Since 2016, China and the Philippines have signed historic joint resource development treaties across the South China Sea which American geopoliticians would rather see limited to a zone of conflict. Other Beijing-funded projects which synergize with the BRI include the Railway link from America’s former Clark Base to the new coastal city of Subic (another former U.S. Base), the creation of New Clark City which will relieve the population pressure from Manilla, two bridges of Pasig River in Manila and Chico Rivers, Pump irrigation projects in the north, the New Centennial Water Source-Kaliwa dam and the Philippine National Railway South Long Haul which will soon begin construction. With an aim to reduce poverty from its current 26% to 13% by 2022 while ending the drug pandemic which has resulted in a vast criminal infrastructure covertly supported by western powers for decades, Duterte said that this new alliance with China would usher in “a golden age for Infrastructure”.

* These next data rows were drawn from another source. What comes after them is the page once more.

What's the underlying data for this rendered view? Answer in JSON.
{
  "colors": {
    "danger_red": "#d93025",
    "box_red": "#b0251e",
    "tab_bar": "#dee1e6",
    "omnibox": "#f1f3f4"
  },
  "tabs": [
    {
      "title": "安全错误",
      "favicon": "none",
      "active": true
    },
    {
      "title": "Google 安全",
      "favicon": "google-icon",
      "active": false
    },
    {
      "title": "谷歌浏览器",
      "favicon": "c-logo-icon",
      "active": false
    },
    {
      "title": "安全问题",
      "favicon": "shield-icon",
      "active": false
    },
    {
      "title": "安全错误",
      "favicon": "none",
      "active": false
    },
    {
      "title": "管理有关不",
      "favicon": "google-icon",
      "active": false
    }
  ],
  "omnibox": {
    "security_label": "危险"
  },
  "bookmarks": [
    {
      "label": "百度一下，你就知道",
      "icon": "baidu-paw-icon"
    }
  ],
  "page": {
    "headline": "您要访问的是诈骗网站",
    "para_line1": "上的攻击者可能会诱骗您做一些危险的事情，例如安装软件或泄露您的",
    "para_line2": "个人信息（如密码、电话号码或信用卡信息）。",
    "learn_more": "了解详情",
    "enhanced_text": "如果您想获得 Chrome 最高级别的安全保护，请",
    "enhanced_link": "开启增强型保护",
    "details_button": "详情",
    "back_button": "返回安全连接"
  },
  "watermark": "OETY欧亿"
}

The first President to start this pro-China policy (after the western-backed color revolution coup which toppled Ferdinand Marcos in 1986) was Gloria Arroyo who led the nation from 2001-2010). Arroyo initiated a historic $8 billion trade deal with China in 2004 after removing Philippine troops from Iraq to the ire of Dick Cheney and John Bolton. Arroyo recently gave a speech eloquently expressing her understanding of the Philippines’ future in this new paradigm of win-win cooperation: “China is correct in striving for partnership and growth and development with its neighbors. This enlightened attitude provides a foundation for continued friendship between China and the world and indeed within China and the Philippines.”
As long as true economic development and long-term thinking drives all discussion of bilateral relationships, rather than empty talk of “good governance” and “free trade” so popular among shallow technocratic circles today, then a new age of peace and cooperation for all nations under a multipolar world order may yet occur.